Ma ora torniamo al racconto dell'ancella
che riferisce la preghiera di Alcesti moritura a Estia ( la latina Vesta),
la dea del focolare domestico:
" Signora, poiché io vado sotto terra 163
per l'ultima
volta, caduta in ginocchio, ti chiederò
di prenderti cura
dei miei bambini orfani: all'uno unisci
una sposa che
l'ami, all'altra uno sposo nobile;
e che non muoiano
anzi tempo (qanei`n ajwvrou~) come muoio
io che li ho
generati, ma felici
nella terra
paterna possano compiere una vita lieta"169
Nel Fedro di Platone c’è una processione
celeste di dèi guidati da Zeus che ordina le cose e se ne prende cura. JEstiva mevnei ejn qew`n oi[kw/ movnh (247 A), Estia rimane nella casa degli dèi, da
sola.
Alcesti
dunque non lascia la vita per disgusto; anzi conserva stima di questo bene
prezioso che va perdendo, e anche del matrimonio che augura ai figli come un
bene. Ricordiamo che la pietà di Euripide, e, nelle lettere latine quella di
Virgilio, si volge spesso ai giovani che muoiono anzi tempo, ante diem.
Alcesti
non ha perduto fiducia negli dèi, né il rispetto di se stessa. Infatti:
"Poi si è accostata a tutti gli altari che
sono nella casa
di Admeto, li ha incoronati e ha pregato
staccando il fogliame dai ramoscelli di mirto,
senza lacrime (a[klauto~), senza gemiti (ajstevnakto~), né
l'imminente
disgrazia cambiava la bella natura del suo
incarnato" (170 - 174).
Molto
nobile è il fatto di non fare pesare sugli altri la sventura che viceversa la
giovane donna si è addossata.
Piangere in pubblico è cosa
riprovata più di una volta nella tragedia classica. Nell'Elettra sofoclea (v. 1172) il coro suggerisce alla protagonista: non piangere troppo; sei nata da padre
mortale, e Oreste pure era mortale. Pascersi di lacrime è una voluttà depravata:
infatti significa non riconoscere la giustizia divina.
Del resto
lacrimare in pubblico è pure sconveniente: nell'Antigone (vv. 1247 - 1249) il nunzio spera che
Euridice, appreso il suicidio del figlio, sparga lacrime sotto il suo tetto, non
pubblicamente.
Nell'Andromaca
di Euripide, la nutrice di Ermione consiglia alla ragazza affranta di entrare
nel palazzo per non dare spettacolo del proprio dolore.
Platone
biasima il piangere di Achille. Nella Repubblica (388b), Socrate dice
che si dovrebbe dire a Omero di non rappresentare Achille che si getta la
polvere sul capo o mentre fa altri pianti o lamenti.
A
Leopardi, viceversa, piacciono queste debolezze dell’eroe.
Il
poeta di Recanati ha assunto più volte atteggiamenti eroici però, o forse
perciò, nello Zibaldone fa notare che l'eroismo non coincide con la
perfezione né con la grandezza: : "Omero ha fatto Achille infinitamente
men bello di quello che poteva farlo... e noi proviamo che ci piace più Achille
che Enea ec. onde è falso anche che quello di Virgilio sia maggior poema ec. "
(2).
Più
avanti leggiamo: "L'eroismo e la perfezione sono cose contraddittorie.

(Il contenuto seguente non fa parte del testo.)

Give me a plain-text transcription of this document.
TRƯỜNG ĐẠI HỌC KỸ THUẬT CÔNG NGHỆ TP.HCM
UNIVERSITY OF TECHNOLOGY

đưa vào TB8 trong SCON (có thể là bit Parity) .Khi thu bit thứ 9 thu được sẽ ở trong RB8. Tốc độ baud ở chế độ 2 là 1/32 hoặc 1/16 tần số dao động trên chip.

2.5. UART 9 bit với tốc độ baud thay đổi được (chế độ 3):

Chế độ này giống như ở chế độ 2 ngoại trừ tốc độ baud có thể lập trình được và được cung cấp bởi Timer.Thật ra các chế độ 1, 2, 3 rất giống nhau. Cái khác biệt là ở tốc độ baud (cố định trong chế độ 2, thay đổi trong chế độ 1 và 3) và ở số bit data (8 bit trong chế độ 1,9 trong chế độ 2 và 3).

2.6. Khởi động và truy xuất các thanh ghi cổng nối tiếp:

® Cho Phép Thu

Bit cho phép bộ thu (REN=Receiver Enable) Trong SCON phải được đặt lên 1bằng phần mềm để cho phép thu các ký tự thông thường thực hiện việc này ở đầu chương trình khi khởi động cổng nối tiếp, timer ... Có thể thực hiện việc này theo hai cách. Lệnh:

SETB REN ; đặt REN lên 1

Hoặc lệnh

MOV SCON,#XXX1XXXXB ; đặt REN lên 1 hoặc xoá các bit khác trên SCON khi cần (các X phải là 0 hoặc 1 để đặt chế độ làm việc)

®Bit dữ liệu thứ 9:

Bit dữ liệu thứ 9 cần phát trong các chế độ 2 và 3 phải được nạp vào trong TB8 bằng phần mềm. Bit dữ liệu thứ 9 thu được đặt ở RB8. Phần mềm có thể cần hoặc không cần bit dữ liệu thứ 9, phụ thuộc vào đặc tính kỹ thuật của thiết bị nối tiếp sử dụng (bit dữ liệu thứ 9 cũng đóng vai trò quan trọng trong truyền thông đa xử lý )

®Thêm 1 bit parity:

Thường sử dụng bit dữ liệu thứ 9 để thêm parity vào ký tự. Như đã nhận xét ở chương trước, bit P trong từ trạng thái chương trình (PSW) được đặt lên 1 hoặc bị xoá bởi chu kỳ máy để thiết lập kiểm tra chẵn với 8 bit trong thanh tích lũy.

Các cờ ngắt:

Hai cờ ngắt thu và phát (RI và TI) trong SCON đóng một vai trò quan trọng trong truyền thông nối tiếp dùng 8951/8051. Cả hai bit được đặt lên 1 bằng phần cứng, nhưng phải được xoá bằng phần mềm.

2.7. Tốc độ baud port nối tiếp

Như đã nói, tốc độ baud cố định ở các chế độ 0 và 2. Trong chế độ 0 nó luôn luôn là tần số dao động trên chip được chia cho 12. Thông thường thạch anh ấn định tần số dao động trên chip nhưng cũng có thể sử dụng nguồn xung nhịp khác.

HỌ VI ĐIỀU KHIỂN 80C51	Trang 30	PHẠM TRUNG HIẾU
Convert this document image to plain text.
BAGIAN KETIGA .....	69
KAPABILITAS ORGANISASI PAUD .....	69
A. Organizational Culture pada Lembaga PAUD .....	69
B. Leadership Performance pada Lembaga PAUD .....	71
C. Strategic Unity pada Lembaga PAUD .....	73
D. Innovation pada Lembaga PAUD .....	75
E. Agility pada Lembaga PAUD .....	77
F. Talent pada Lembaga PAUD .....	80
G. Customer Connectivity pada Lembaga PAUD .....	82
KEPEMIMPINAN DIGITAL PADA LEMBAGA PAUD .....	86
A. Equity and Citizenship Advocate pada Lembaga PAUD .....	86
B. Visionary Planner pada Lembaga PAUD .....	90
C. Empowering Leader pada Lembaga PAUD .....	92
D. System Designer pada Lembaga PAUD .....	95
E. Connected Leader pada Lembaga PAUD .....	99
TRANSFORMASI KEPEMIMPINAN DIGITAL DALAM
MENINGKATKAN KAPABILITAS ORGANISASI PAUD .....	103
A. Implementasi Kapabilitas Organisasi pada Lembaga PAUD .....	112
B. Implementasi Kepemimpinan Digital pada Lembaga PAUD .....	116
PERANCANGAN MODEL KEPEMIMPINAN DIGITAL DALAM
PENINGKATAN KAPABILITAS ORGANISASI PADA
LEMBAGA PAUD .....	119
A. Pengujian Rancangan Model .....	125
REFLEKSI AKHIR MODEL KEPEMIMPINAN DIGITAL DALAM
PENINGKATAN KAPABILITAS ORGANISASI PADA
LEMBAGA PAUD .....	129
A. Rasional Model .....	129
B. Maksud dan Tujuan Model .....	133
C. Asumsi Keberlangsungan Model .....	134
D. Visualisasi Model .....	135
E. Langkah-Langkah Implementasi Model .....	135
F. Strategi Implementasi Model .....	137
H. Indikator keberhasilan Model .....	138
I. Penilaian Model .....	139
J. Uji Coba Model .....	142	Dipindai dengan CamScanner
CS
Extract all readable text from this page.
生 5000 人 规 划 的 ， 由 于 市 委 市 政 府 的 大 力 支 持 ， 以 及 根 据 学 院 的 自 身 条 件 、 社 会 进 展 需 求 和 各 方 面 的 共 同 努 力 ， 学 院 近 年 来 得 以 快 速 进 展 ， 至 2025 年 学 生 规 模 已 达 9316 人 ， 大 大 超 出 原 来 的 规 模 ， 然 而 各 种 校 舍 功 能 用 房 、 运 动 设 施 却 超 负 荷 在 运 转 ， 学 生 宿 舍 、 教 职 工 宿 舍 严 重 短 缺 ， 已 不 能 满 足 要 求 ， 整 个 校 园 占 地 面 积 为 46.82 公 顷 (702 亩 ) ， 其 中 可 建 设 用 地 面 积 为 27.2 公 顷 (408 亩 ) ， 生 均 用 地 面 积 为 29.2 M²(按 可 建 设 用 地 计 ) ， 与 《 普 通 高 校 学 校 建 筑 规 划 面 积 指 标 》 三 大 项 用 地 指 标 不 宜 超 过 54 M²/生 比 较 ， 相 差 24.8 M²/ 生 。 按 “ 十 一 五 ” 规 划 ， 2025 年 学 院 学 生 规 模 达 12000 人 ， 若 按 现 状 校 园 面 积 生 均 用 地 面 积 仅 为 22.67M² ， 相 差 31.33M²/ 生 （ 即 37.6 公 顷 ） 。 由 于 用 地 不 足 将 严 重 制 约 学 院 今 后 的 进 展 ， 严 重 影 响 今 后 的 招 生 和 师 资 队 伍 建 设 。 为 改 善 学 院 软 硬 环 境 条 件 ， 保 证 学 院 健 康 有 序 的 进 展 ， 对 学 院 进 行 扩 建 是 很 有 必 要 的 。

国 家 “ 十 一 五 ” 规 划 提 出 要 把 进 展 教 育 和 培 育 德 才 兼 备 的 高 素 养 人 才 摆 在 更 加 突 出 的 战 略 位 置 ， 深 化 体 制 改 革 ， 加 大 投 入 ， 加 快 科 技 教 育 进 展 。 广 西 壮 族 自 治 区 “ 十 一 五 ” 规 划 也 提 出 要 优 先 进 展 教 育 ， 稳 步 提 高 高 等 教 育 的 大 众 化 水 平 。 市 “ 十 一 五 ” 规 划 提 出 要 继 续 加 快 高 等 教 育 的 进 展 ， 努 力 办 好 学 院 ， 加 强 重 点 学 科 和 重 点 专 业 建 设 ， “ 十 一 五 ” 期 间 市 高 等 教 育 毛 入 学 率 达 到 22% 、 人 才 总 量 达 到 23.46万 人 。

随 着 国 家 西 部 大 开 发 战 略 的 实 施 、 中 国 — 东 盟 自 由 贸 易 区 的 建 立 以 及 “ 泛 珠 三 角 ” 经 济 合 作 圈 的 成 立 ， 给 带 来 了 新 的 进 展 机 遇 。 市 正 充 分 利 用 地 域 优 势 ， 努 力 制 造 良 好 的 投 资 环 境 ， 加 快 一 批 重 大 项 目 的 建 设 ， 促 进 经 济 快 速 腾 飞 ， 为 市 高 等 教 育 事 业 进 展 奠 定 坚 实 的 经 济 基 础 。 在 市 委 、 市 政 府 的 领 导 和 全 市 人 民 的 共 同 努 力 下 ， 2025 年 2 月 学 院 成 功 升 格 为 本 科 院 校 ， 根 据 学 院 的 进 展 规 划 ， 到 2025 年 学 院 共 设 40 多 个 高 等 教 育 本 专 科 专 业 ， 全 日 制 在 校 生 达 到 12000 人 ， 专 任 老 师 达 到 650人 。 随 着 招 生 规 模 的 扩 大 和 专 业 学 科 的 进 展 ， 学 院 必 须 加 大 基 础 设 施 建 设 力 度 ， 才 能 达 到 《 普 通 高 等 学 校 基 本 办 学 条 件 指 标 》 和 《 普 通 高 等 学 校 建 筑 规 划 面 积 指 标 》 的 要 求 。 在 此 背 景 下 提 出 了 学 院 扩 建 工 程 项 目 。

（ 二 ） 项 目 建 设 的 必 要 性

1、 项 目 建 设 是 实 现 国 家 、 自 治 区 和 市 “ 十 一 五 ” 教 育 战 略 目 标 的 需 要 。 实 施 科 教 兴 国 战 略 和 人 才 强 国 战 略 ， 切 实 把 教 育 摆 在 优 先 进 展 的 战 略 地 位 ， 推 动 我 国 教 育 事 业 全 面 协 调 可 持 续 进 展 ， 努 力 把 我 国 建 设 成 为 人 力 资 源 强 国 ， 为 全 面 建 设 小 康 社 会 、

Ogni
eroe è imperfetto. Tali erano gli eroi antichi (i moderni non ne hanno); tali
ce li dipingono gli antichi poeti ec. tale era l'idea ch'essi avevano del
carattere eroico; al contrario di Virgilio, del Tasso ec. tanto meno perfetti, quanto
più perfetti sono i loro eroi, ed anche i loro poemi" (471).
Alcuni
anni più tardi Leopardi scrive: “L’eroismo ci trascina non solo all’ammirazione,
all’amore. Ci accade verso gli eroi, come alle donne verso gli uomini. Ci
sentiamo più deboli di loro, perciò gli amiamo. Quella virilità maggior della
nostra, c’innamora. I soldati di Napoleone erano innamorati di lui, l’amavano
con amor di passione, anche dopo la sua caduta: e ciò malgrado che avevano
dovuto soffrire per lui, e gli agi di cui taluni godevano dopo il suo fato. Così
gli strapazzi che gli fa l’amato, infiammano l’amante. E similmente tutta la Francia era innamorata di
Napoleone. Così Achille c’innamora per la virilità superiore, malgrado i suoi
difetti e bestialità, anzi in ragione ancora di queste. (22 Settembre 1828)”.